We have given our driver a letter outlining the things we would like to have him do- over and above the company regs, and he has made a valiant effort to comply, although he isn't completely on board.

We asked him to stop or at least slow for pedestrians instead of playing Carmageddon.

We asked him to allow other cars to pull in front of us as they exit parking lots and side streets. You know... when you wave someone out?  Unheard of here.  Crazy foreigners and their crazy ideas.  Why would anyone do that when we are all so important and have places to be...?

We asked him be courteous to other drivers even if it took longer to get where we were going.

He thanked us for being to him in his job and we've moved on with a kind of half-assed courtesy and patience policy that still makes him the most courteous driver in Jakarta.

I will not test your patience with my traffic whining by including stories about what happens when there is rain/hujan (hoo-john) and the streets flood/banjir (bahn-jeer). 

Bottom line: we both drove cars in Africa where the traffic is legendarily bad.  We do not drive cars here.

Although we are still thinking about getting a scooter and becoming part of the ooze... (don't tell the company).

1 comment:

Barbara said...

I can't even begin to imagine your frustration level.
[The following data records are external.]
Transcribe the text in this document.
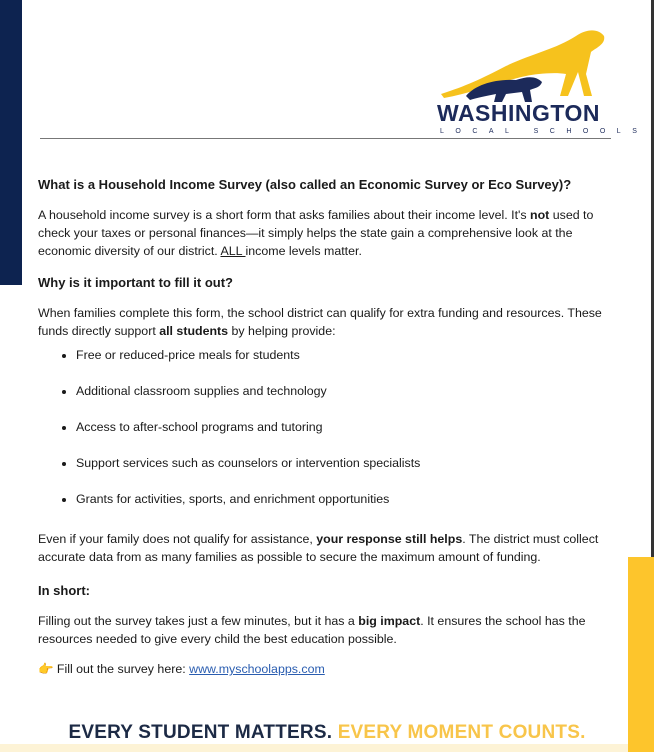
WASHINGTON
LOCAL SCHOOLS
What is a Household Income Survey (also called an Economic Survey or Eco Survey)?

A household income survey is a short form that asks families about their income level. It's not used to check your taxes or personal finances—it simply helps the state gain a comprehensive look at the economic diversity of our district. ALL income levels matter.

Why is it important to fill it out?

When families complete this form, the school district can qualify for extra funding and resources. These funds directly support all students by helping provide:

• Free or reduced-price meals for students
• Additional classroom supplies and technology
• Access to after-school programs and tutoring
• Support services such as counselors or intervention specialists
• Grants for activities, sports, and enrichment opportunities

Even if your family does not qualify for assistance, your response still helps. The district must collect accurate data from as many families as possible to secure the maximum amount of funding.

In short:

Filling out the survey takes just a few minutes, but it has a big impact. It ensures the school has the resources needed to give every child the best education possible.

👉 Fill out the survey here: www.myschoolapps.com

EVERY STUDENT MATTERS. EVERY MOMENT COUNTS.
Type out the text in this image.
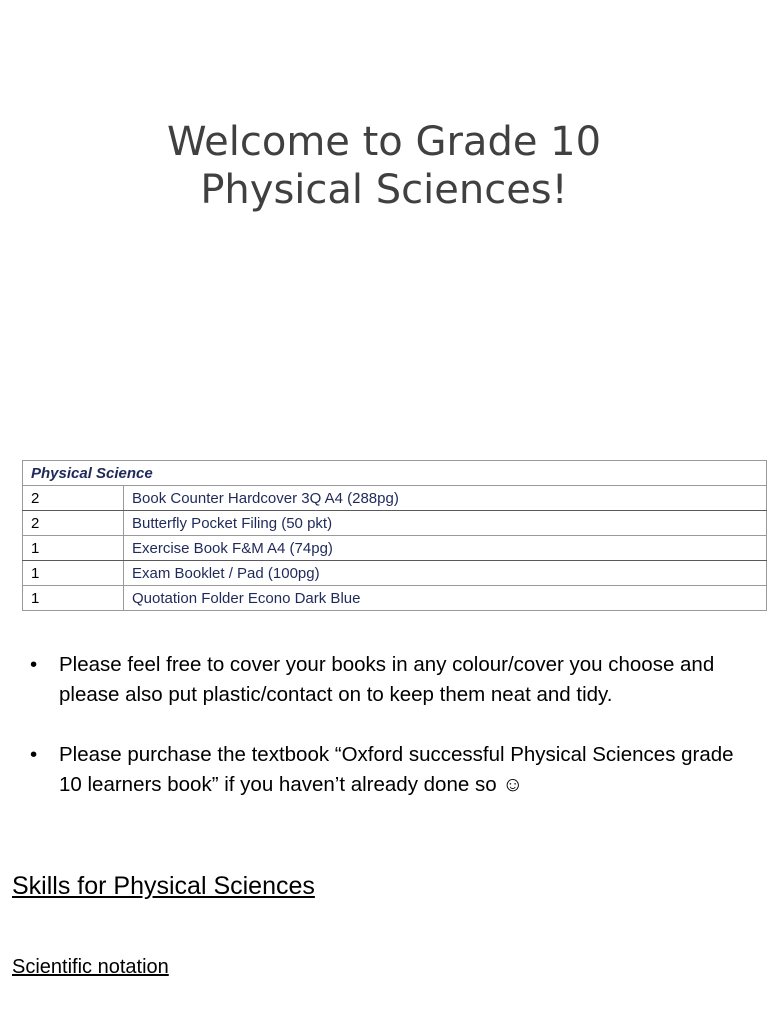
Welcome to Grade 10
Physical Sciences!
Physical Science	
2	Book Counter Hardcover 3Q A4 (288pg)
2	Butterfly Pocket Filing (50 pkt)
1	Exercise Book F&M A4 (74pg)
1	Exam Booklet / Pad (100pg)
1	Quotation Folder Econo Dark Blue
• Please feel free to cover your books in any colour/cover you choose and please also put plastic/contact on to keep them neat and tidy.
• Please purchase the textbook “Oxford successful Physical Sciences grade 10 learners book” if you haven’t already done so ☺
Skills for Physical Sciences
Scientific notation
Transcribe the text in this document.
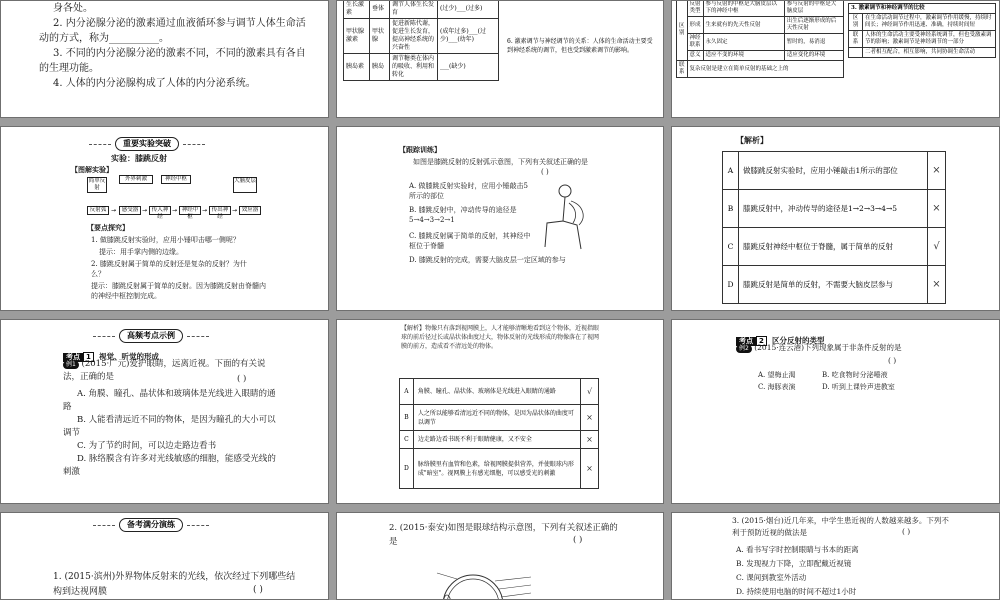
身各处。
2. 内分泌腺分泌的激素通过血液循环参与调节人体生命活动的方式，称为__________。
3. 不同的内分泌腺分泌的激素不同，不同的激素具有各自的生理功能。
4. 人体的内分泌腺构成了人体的内分泌系统。
生长激素	垂体	调节人体生长发育	(过少)___(过多)
甲状腺激素	甲状腺	促进新陈代谢，促进生长发育，提高神经系统的兴奋性	(成年过多)___(过少)___(幼年)
胰岛素	胰岛	调节糖类在体内的吸收、利用和转化	___(缺少)
6. 激素调节与神经调节的关系：人体的生命活动主要受到神经系统的调节，但也受到激素调节的影响。
区别	反射类型	参与反射的中枢是大脑皮层以下的神经中枢	参与反射的中枢是大脑皮层
	形成	生来就有的先天性反射	出生后逐渐形成的后天性反射
	神经联系	永久固定	暂时的，易消退
	意义	适应不变的环境	适应变化的环境
联系	复杂反射是建立在简单反射的基础之上的		
3. 激素调节和神经调节的比较	
区别	在生命活动调节过程中，激素调节作用缓慢，持续时间长；神经调节作用迅速、准确，持续时间短
联系	人体的生命活动主要受神经系统调节，但也受激素调节的影响；激素调节是神经调节的一部分
	二者相互配合，相互影响，共同协调生命活动
重要实验突破
实验：膝跳反射
【图解实验】
简单反射
外界刺激	神经中枢	大脑皮层
反射弧 →	感受器 → 传入神经
→ 神经中枢
→ 传出神经
→ 效应器
【要点探究】
1. 做膝跳反射实验时，应用小锤叩击哪一侧呢？
提示：用手掌内侧的边缘。
2. 膝跳反射属于简单的反射还是复杂的反射？为什么？
提示：膝跳反射属于简单的反射。因为膝跳反射由脊髓内的神经中枢控制完成。
【跟踪训练】
如图是膝跳反射的反射弧示意图，下列有关叙述正确的是
( )
A. 做膝跳反射实验时，应用小锤敲击5所示的部位
B. 膝跳反射中，冲动传导的途径是5→4→3→2→1
C. 膝跳反射属于简单的反射，其神经中枢位于脊髓
D. 膝跳反射的完成，需要大脑皮层一定区域的参与
【解析】
A	做膝跳反射实验时，应用小锤敲击1所示的部位	×
B	膝跳反射中，冲动传导的途径是1→2→3→4→5	×
C	膝跳反射神经中枢位于脊髓，属于简单的反射	√
D	膝跳反射是简单的反射，不需要大脑皮层参与	×
高频考点示例
考点 1 视觉、听觉的形成
例1 (2015·广元)爱护眼睛，远离近视。下面的有关说法，正确的是	( )
A. 角膜、瞳孔、晶状体和玻璃体是光线进入眼睛的通路
B. 人能看清远近不同的物体，是因为瞳孔的大小可以调节
C. 为了节约时间，可以边走路边看书
D. 脉络膜含有许多对光线敏感的细胞，能感受光线的刺激
【解析】物像只有落到视网膜上，人才能够清晰地看到这个物体，近视指眼球的前后径过长或晶状体曲度过大，物体反射的光线形成的物像落在了视网膜的前方，造成看不清远处的物体。
A	角膜、瞳孔、晶状体、玻璃体是光线进入眼睛的通路	√
B	人之所以能够看清远近不同的物体，是因为晶状体的曲度可以调节	×
C	边走路边看书既不利于眼睛健康，又不安全	×
D	脉络膜里有血管和色素，给视网膜提供营养，并使眼球内形成"暗室"。视网膜上有感光细胞，可以感受光的刺激	×
考点 2 区分反射的类型
例2 (2015·连云港)下列现象属于非条件反射的是
( )
A. 望梅止渴	B. 吃食物时分泌唾液
C. 海豚表演	D. 听到上课铃声进教室
备考满分演练
1. (2015·滨州)外界物体反射来的光线，依次经过下列哪些结构到达视网膜	( )
2. (2015·泰安)如图是眼球结构示意图，下列有关叙述正确的是	( )
3. (2015·烟台)近几年来，中学生患近视的人数越来越多。下列不利于预防近视的做法是	( )
A. 看书写字时控制眼睛与书本的距离
B. 发现视力下降，立即配戴近视镜
C. 课间到教室外活动
D. 持续使用电脑的时间不超过1小时
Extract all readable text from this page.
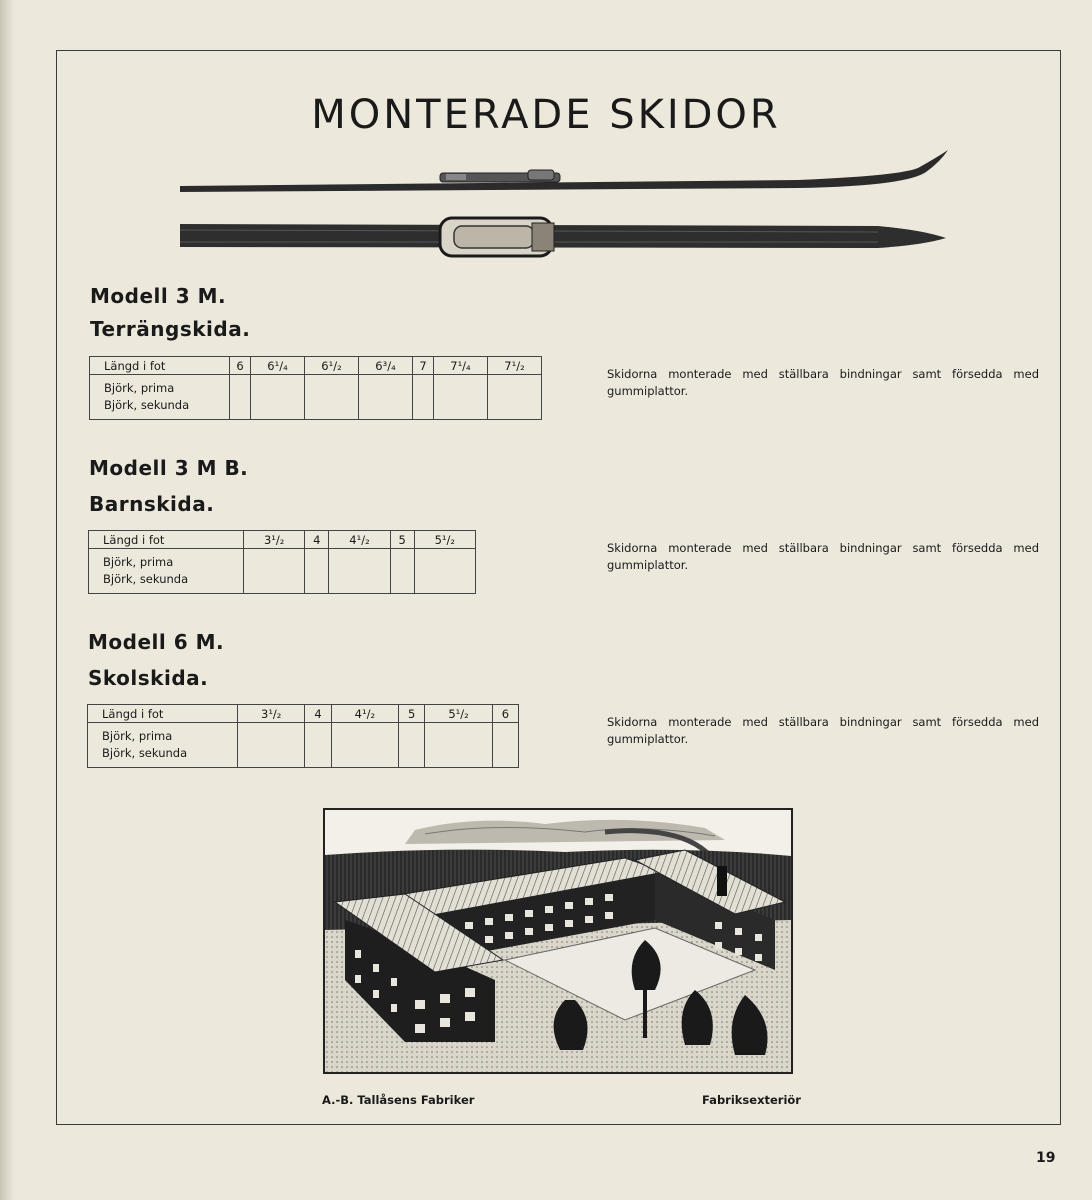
MONTERADE SKIDOR
Modell 3 M.
Terrängskida.
Längd i fot	6	6¹/₄	6¹/₂	6³/₄	7	7¹/₄	7¹/₂
Björk, prima
Björk, sekunda							
Skidorna monterade med ställbara bindningar samt försedda med gummiplattor.
Modell 3 M B.
Barnskida.
Längd i fot	3¹/₂	4	4¹/₂	5	5¹/₂
Björk, prima
Björk, sekunda					
Skidorna monterade med ställbara bindningar samt försedda med gummiplattor.
Modell 6 M.
Skolskida.
Längd i fot	3¹/₂	4	4¹/₂	5	5¹/₂	6
Björk, prima
Björk, sekunda						
Skidorna monterade med ställbara bindningar samt försedda med gummiplattor.
A.-B. Tallåsens Fabriker	Fabriksexteriör
19
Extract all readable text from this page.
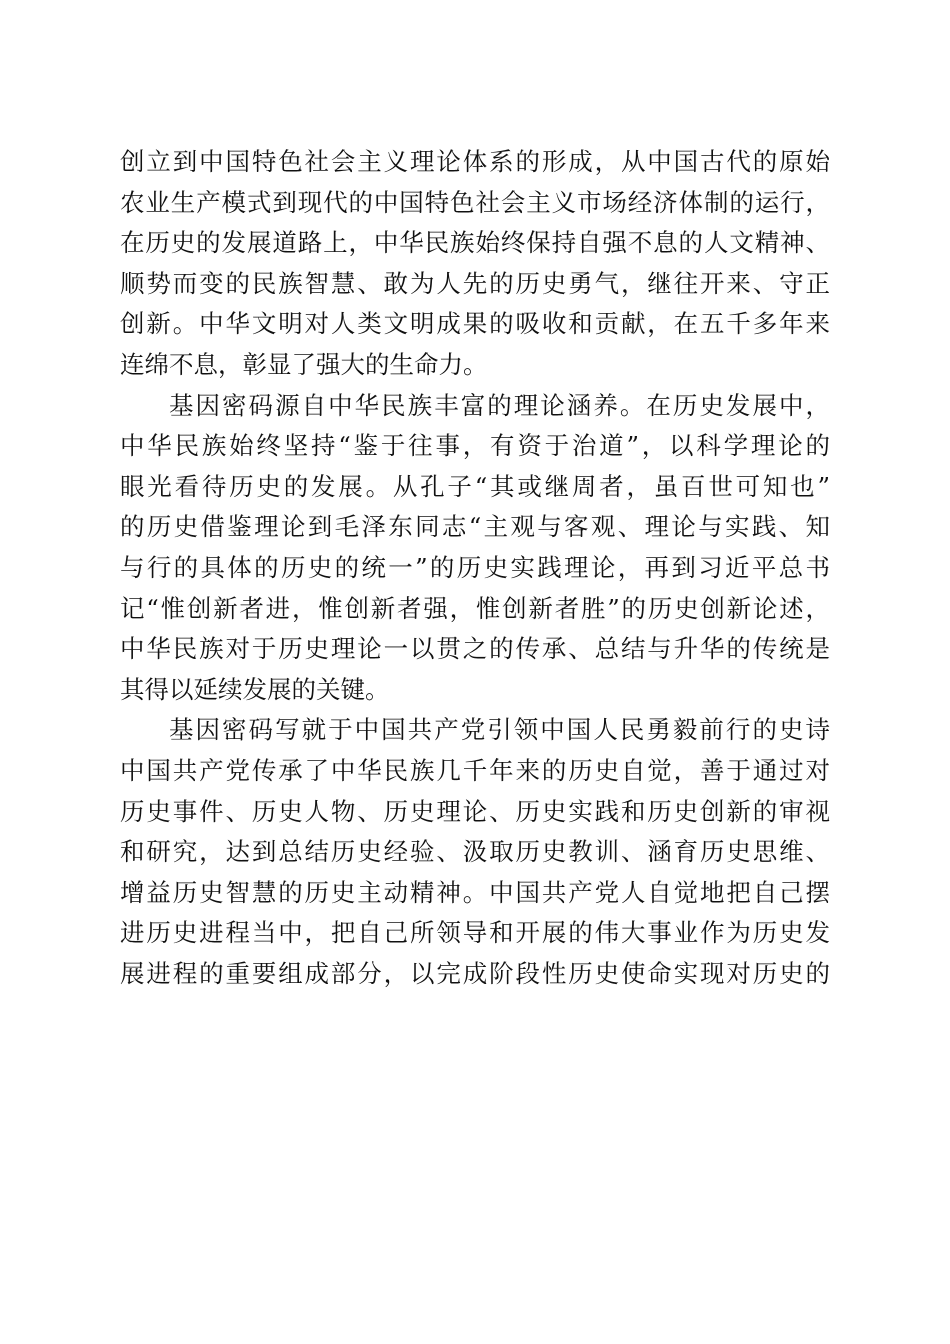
创立到中国特色社会主义理论体系的形成，从中国古代的原始
农业生产模式到现代的中国特色社会主义市场经济体制的运行，
在历史的发展道路上，中华民族始终保持自强不息的人文精神、
顺势而变的民族智慧、敢为人先的历史勇气，继往开来、守正
创新。中华文明对人类文明成果的吸收和贡献，在五千多年来
连绵不息，彰显了强大的生命力。
基因密码源自中华民族丰富的理论涵养。在历史发展中，
中华民族始终坚持“鉴于往事，有资于治道”，以科学理论的
眼光看待历史的发展。从孔子“其或继周者，虽百世可知也”
的历史借鉴理论到毛泽东同志“主观与客观、理论与实践、知
与行的具体的历史的统一”的历史实践理论，再到习近平总书
记“惟创新者进，惟创新者强，惟创新者胜”的历史创新论述，
中华民族对于历史理论一以贯之的传承、总结与升华的传统是
其得以延续发展的关键。
基因密码写就于中国共产党引领中国人民勇毅前行的史诗
中国共产党传承了中华民族几千年来的历史自觉，善于通过对
历史事件、历史人物、历史理论、历史实践和历史创新的审视
和研究，达到总结历史经验、汲取历史教训、涵育历史思维、
增益历史智慧的历史主动精神。中国共产党人自觉地把自己摆
进历史进程当中，把自己所领导和开展的伟大事业作为历史发
展进程的重要组成部分，以完成阶段性历史使命实现对历史的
Well, maybe the beginning stage, but the end? No way. I'd have an ulcer to match Ted's. It's gotten worse here in the two years (that long already?) since you're gone. Took us 45 minutes to get from the new traffic light at the University of Legon junction to the traffic light near Wild Gecko... what is that? Half a mile? Good thing we allowed 3+ hours for our trip to Korle Bu. Ugh. Yes, a good book or headphones and some good tunes. And a beer or two couldn't hurt either. Stay strong you two!